Specifically, the quote in the article that comes from a Citigroup publication entitled "Revisiting Plutonomy: the Rich Getting Richer" drove me to take a brief look at the document. I found these gems:

Our thesis is that the rich are the dominant drivers of demand in many economies around the world (the US, UK, Canada and Australia). These economies have seen the rich take an increasing share of income and wealth over the last 20 years, to the extent that the rich now dominate income, wealth and spending in these countries. Asset booms, a rising profit share and favorable treatment by market-friendly governments have allowed the rich to prosper and become a greater share of the economy in the plutonomy countries.
So the upper 10% of the population drive purchases... I guess that explains why food prices really aren't a bother then.

The latest Survey of Consumer Finances for 2004 from the Fed, just released, shows that the richest 20% of Americans have gotten even wealthier since the last survey was conducted in 2001, and continue to enjoy a disproportionately large share of both income (58%) and wealth (68%). We should make clear that we have no normative view on whether plutonomies are good or bad. Our analysis is based on the facts, not what the society should look like.
This lies at the heart of our plutonomy thesis: that the rich are the dominant source of income, wealth and demand in plutonomy countries such as the UK, US, Canada and Australia, countries that have an economically liberal approach to wealth creation. We believe that the actions of the rich and the proportion of rich people in an economy helps explain many of the nasty conundrums and fears that have vexed our equity clients recently, such as global imbalances or why high oil prices haven’t destroyed consumer demand. Plutonomy, we think explains these problems away, and tells us not to worry about them. If we shouldn’t worry, the risk premia on equity markets may be too high.
Hmm.
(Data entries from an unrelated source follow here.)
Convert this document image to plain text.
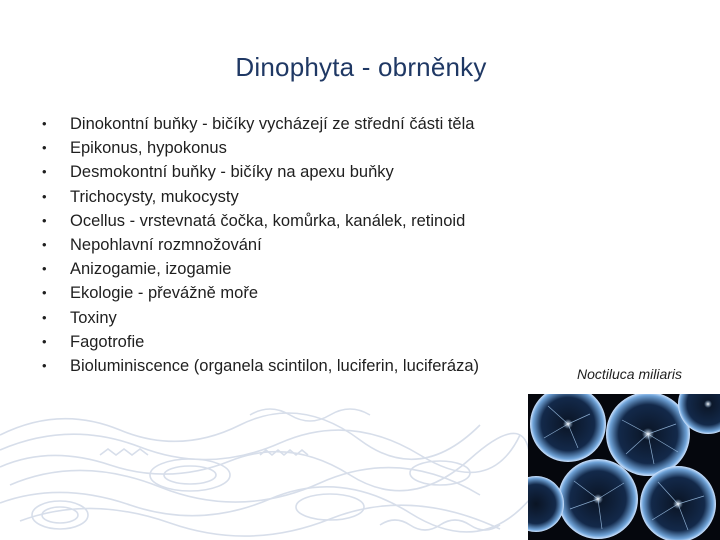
Dinophyta - obrněnky
• Dinokontní buňky - bičíky vycházejí ze střední části těla
• Epikonus, hypokonus
• Desmokontní buňky - bičíky na apexu buňky
• Trichocysty, mukocysty
• Ocellus - vrstevnatá čočka, komůrka, kanálek, retinoid
• Nepohlavní rozmnožování
• Anizogamie, izogamie
• Ekologie - převážně moře
• Toxiny
• Fagotrofie
• Bioluminiscence (organela scintilon, luciferin, luciferáza)	Noctiluca miliaris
Yeah, this isn't the way the world should be, it just kinda is... and therefore we should accept that and try to make money off it. I see.
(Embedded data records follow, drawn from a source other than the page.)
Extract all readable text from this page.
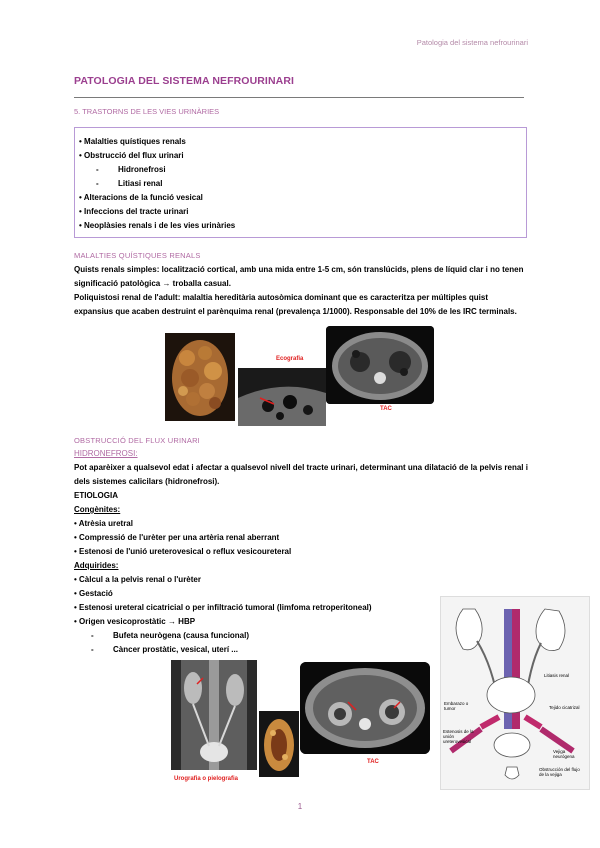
Patologia del sistema nefrourinari
PATOLOGIA DEL SISTEMA NEFROURINARI
5. TRASTORNS DE LES VIES URINÀRIES
• Malalties quístiques renals
• Obstrucció del flux urinari
- Hidronefrosi
- Litiasi renal
• Alteracions de la funció vesical
• Infeccions del tracte urinari
• Neoplàsies renals i de les vies urinàries
MALALTIES QUÍSTIQUES RENALS

Quists renals simples: localització cortical, amb una mida entre 1-5 cm, són translúcids, plens de líquid clar i no tenen significació patològica → troballa casual.

Poliquistosi renal de l'adult: malaltia hereditària autosòmica dominant que es caracteritza per múltiples quist expansius que acaben destruint el parènquima renal (prevalença 1/1000). Responsable del 10% de les IRC terminals.

Ecografia
TAC
OBSTRUCCIÓ DEL FLUX URINARI

HIDRONEFROSI:

Pot aparèixer a qualsevol edat i afectar a qualsevol nivell del tracte urinari, determinant una dilatació de la pelvis renal i dels sistemes calicilars (hidronefrosi).

ETIOLOGIA

Congènites:
• Atrèsia uretral
• Compressió de l'urèter per una artèria renal aberrant
• Estenosi de l'unió ureterovesical o reflux vesicoureteral
Adquirides:
• Càlcul a la pelvis renal o l'urèter
• Gestació
• Estenosi ureteral cicatricial o per infiltració tumoral (limfoma retroperitoneal)
• Origen vesicoprostàtic → HBP
- Bufeta neurògena (causa funcional)
- Càncer prostàtic, vesical, uterí ...
Urografia o pielografia
TAC
Litiasis renal
Tejido cicatrizal
Embarazo o tumor
Estenosis de la unión ureterovesical
Vejiga neurógena
Obstrucción del flujo de la vejiga
1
Well, this doesn't provide any political capital at all, does it? I mean, if a politician ran on a campaign of taxing the top 10% of the population in order to provide better lives for the bottom 90%, he'd never win, right? I mean, it would be dumb to shoot for a majority of voters in a democracy, right? Yeah. That logic doesn't seem to hold. I wonder why politicians don't try to rein in the plutocracy? I wonder why they don't pick the issue that could get 90% of voters behind them?

I wonder indeed.

Friday, 1 April 2011

Taxes

The Economist is going through a nice short survey of taxes amongst OECD nations. They've covered consumption taxes, income taxes, and property taxes. I'm grabbing the graphs just in case I lose the permalinks.
Canada has low consumption taxes, high-ish income taxes (especially because we include provincial taxes), and exorbitant property taxes. You'll note that my thoughts regarding taxes exacerbate the income tax issue and increase consumption taxes, hopefully up more toward OECD average. The purpose is to allow consumption taxes to take up the slack and eventually reduce income taxes. However, I'll get into my thoughts on reducing property taxes by giving municipalities direct input from the treasury later. Canadian cities have very limited ways of raising funds, and most of the ways that would be effective for cities to raise funds are actually under provincial control. They therefore tax what they can tax, and unfortunately, that is mainly only property. The rest is user fees. 
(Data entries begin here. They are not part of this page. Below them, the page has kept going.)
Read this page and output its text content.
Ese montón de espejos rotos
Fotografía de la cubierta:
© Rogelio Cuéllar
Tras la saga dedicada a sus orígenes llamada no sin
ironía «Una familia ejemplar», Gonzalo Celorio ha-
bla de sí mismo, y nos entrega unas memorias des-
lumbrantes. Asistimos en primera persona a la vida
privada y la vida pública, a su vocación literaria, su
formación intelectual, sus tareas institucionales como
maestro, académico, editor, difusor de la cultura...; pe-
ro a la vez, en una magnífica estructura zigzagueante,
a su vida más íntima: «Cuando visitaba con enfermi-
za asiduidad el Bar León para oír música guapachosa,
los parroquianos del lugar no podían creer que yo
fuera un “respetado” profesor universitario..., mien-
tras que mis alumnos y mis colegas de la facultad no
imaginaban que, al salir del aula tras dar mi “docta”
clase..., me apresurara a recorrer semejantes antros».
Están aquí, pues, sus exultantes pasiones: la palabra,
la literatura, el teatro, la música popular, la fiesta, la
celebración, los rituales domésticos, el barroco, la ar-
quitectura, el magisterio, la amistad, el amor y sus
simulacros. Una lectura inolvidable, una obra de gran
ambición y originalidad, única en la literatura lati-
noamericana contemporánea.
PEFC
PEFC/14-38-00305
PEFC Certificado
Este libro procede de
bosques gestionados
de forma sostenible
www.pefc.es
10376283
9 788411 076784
The federal treasury has to penetrate the provincial barrier to give funds straight to municipalities, which will use it far more efficiently in some cases than the federal or provincial government. Policy, administration of national programs, defence, etc... these big things are best done by the federal level of government. Service delivery, however, should be a civic bailiwick. The holy trinity of Canadian politics is Education, Healthcare, and Social Services. These things are most efficiently delivered by cities and cities should be directly funded accordingly. Five billion bucks could do wonders for both the educational and health systems, and that's not too much to pay for the two most important things on the Canadian political to-do list.